Summarised by Centrist
In 2024, Antarctica’s sea ice extent returned to near the 1981–2010 average, according to the US-based National Snow and Ice Data Centre (NSIDC).
In 2023, the BBC described the ice loss as “mind-blowing,” quoting Dr Walter Meier of the NSIDC. Mainstream media is now silent on the supposed “crisis” having fizzled out.
Chris Morrison, writing for The Daily Sceptic, argues that journalists and scientists alike hyped the short-term anomaly of natural variability around sea ice levels to fuel alarmism.
He cites historical data showing cyclical extremes, with sea ice highs and lows recorded since the 1960s.
According to Morrison, this is a “classic case study” of weaponised short-term data. He argues that it undermines the scientific process in favour of political narratives.

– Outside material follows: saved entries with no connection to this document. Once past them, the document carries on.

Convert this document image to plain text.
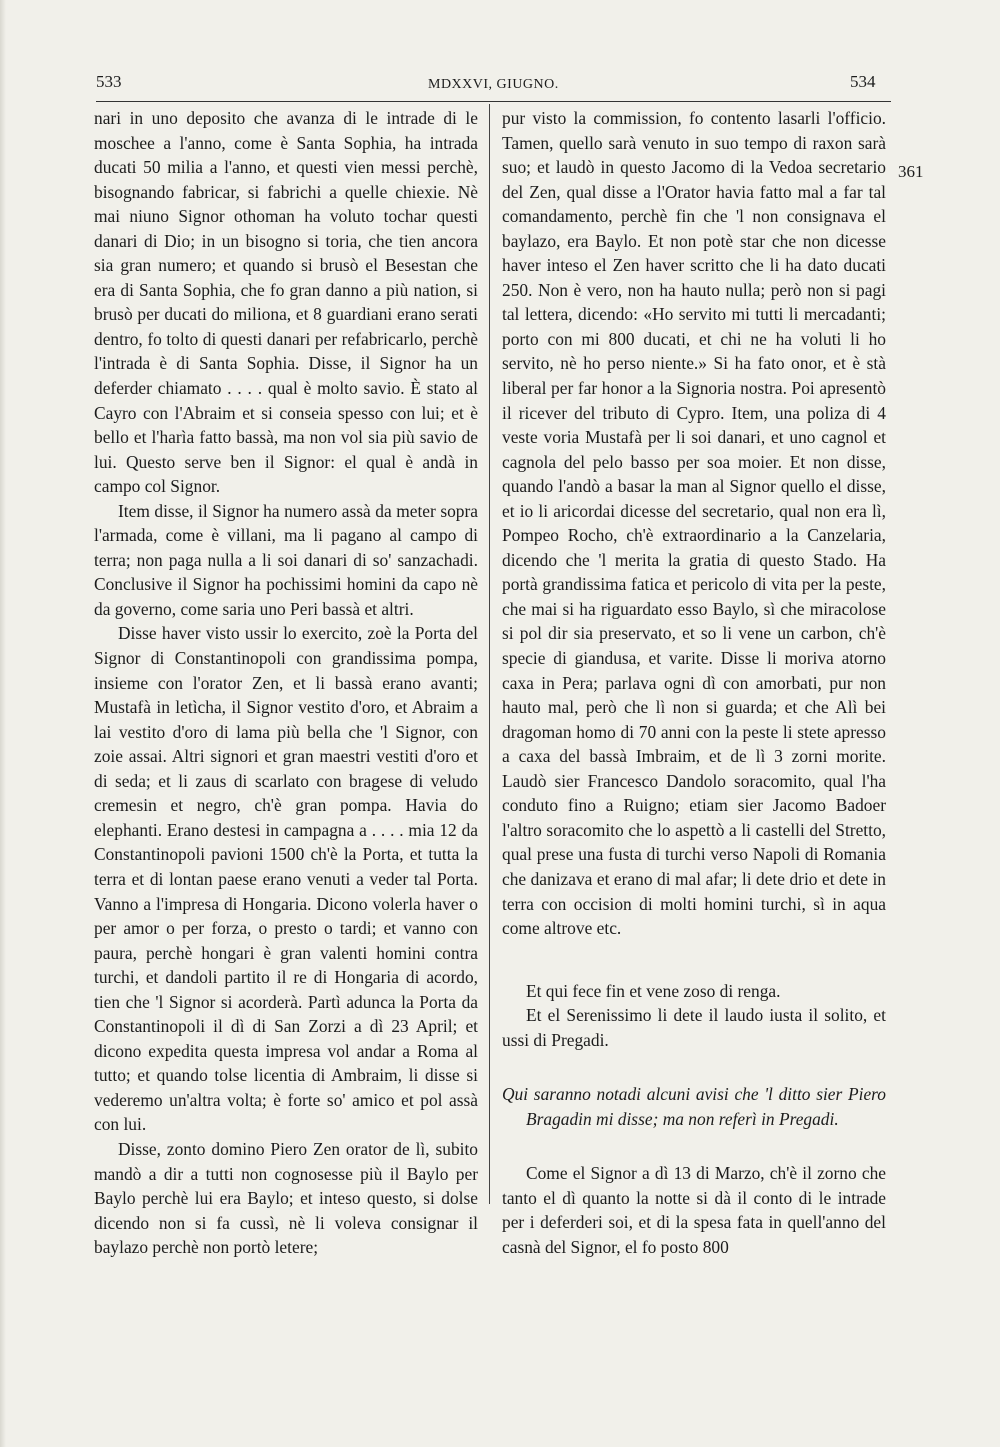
533	MDXXVI, GIUGNO.	534
361

nari in uno deposito che avanza di le intrade di le moschee a l'anno, come è Santa Sophia, ha intrada ducati 50 milia a l'anno, et questi vien messi perchè, bisognando fabricar, si fabrichi a quelle chiexie. Nè mai niuno Signor othoman ha voluto tochar questi danari di Dio; in un bisogno si toria, che tien ancora sia gran numero; et quando si brusò el Besestan che era di Santa Sophia, che fo gran danno a più nation, si brusò per ducati do miliona, et 8 guardiani erano serati dentro, fo tolto di questi danari per refabricarlo, perchè l'intrada è di Santa Sophia. Disse, il Signor ha un deferder chiamato . . . . qual è molto savio. È stato al Cayro con l'Abraim et si conseia spesso con lui; et è bello et l'harìa fatto bassà, ma non vol sia più savio de lui. Questo serve ben il Signor: el qual è andà in campo col Signor.

Item disse, il Signor ha numero assà da meter sopra l'armada, come è villani, ma li pagano al campo di terra; non paga nulla a li soi danari di so' sanzachadi. Conclusive il Signor ha pochissimi homini da capo nè da governo, come saria uno Peri bassà et altri.

Disse haver visto ussir lo exercito, zoè la Porta del Signor di Constantinopoli con grandissima pompa, insieme con l'orator Zen, et li bassà erano avanti; Mustafà in letìcha, il Signor vestito d'oro, et Abraim a lai vestito d'oro di lama più bella che 'l Signor, con zoie assai. Altri signori et gran maestri vestiti d'oro et di seda; et li zaus di scarlato con bragese di veludo cremesin et negro, ch'è gran pompa. Havia do elephanti. Erano destesi in campagna a . . . . mia 12 da Constantinopoli pavioni 1500 ch'è la Porta, et tutta la terra et di lontan paese erano venuti a veder tal Porta. Vanno a l'impresa di Hongaria. Dicono volerla haver o per amor o per forza, o presto o tardi; et vanno con paura, perchè hongari è gran valenti homini contra turchi, et dandoli partito il re di Hongaria di acordo, tien che 'l Signor si acorderà. Partì adunca la Porta da Constantinopoli il dì di San Zorzi a dì 23 April; et dicono expedita questa impresa vol andar a Roma al tutto; et quando tolse licentia di Ambraim, li disse si vederemo un'altra volta; è forte so' amico et pol assà con lui.

Disse, zonto domino Piero Zen orator de lì, subito mandò a dir a tutti non cognosesse più il Baylo per Baylo perchè lui era Baylo; et inteso questo, si dolse dicendo non si fa cussì, nè li voleva consignar il baylazo perchè non portò letere;

pur visto la commission, fo contento lasarli l'officio. Tamen, quello sarà venuto in suo tempo di raxon sarà suo; et laudò in questo Jacomo di la Vedoa secretario del Zen, qual disse a l'Orator havia fatto mal a far tal comandamento, perchè fin che 'l non consignava el baylazo, era Baylo. Et non potè star che non dicesse haver inteso el Zen haver scritto che li ha dato ducati 250. Non è vero, non ha hauto nulla; però non si pagi tal lettera, dicendo: «Ho servito mi tutti li mercadanti; porto con mi 800 ducati, et chi ne ha voluti li ho servito, nè ho perso niente.» Si ha fato onor, et è stà liberal per far honor a la Signoria nostra. Poi apresentò il ricever del tributo di Cypro. Item, una poliza di 4 veste voria Mustafà per li soi danari, et uno cagnol et cagnola del pelo basso per soa moier. Et non disse, quando l'andò a basar la man al Signor quello el disse, et io li aricordai dicesse del secretario, qual non era lì, Pompeo Rocho, ch'è extraordinario a la Canzelaria, dicendo che 'l merita la gratia di questo Stado. Ha portà grandissima fatica et pericolo di vita per la peste, che mai si ha riguardato esso Baylo, sì che miracolose si pol dir sia preservato, et so li vene un carbon, ch'è specie di giandusa, et varite. Disse li moriva atorno caxa in Pera; parlava ogni dì con amorbati, pur non hauto mal, però che lì non si guarda; et che Alì bei dragoman homo di 70 anni con la peste li stete apresso a caxa del bassà Imbraim, et de lì 3 zorni morite. Laudò sier Francesco Dandolo soracomito, qual l'ha conduto fino a Ruigno; etiam sier Jacomo Badoer l'altro soracomito che lo aspettò a li castelli del Stretto, qual prese una fusta di turchi verso Napoli di Romania che danizava et erano di mal afar; li dete drio et dete in terra con occision di molti homini turchi, sì in aqua come altrove etc.

Et qui fece fin et vene zoso di renga.

Et el Serenissimo li dete il laudo iusta il solito, et ussi di Pregadi.

Qui saranno notadi alcuni avisi che 'l ditto sier Piero Bragadin mi disse; ma non referì in Pregadi.

Come el Signor a dì 13 di Marzo, ch'è il zorno che tanto el dì quanto la notte si dà il conto di le intrade per i deferderi soi, et di la spesa fata in quell'anno del casnà del Signor, el fo posto 800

Even the NSIDC now stresses the need for long-term analysis, admitting recent timelines are too short to conclude a regime shift.
Morrison writes that such alarmism serves the “Net Zero” agenda. “The Net Zero obsession has turned natural climate cycles into tools for mass hysteria,” he writes.
The British Antarctic Survey called 2023’s low a “one in 2,000 year event,” blaming climate change, but this was based on speculative computer models. Observations show Antarctica has stayed largely stable, with minimal warming in 70 years and a summer temperature decline since 1977.
The recovery mirrors trends in the Great Barrier Reef, where coral growth has rebounded despite dire predictions.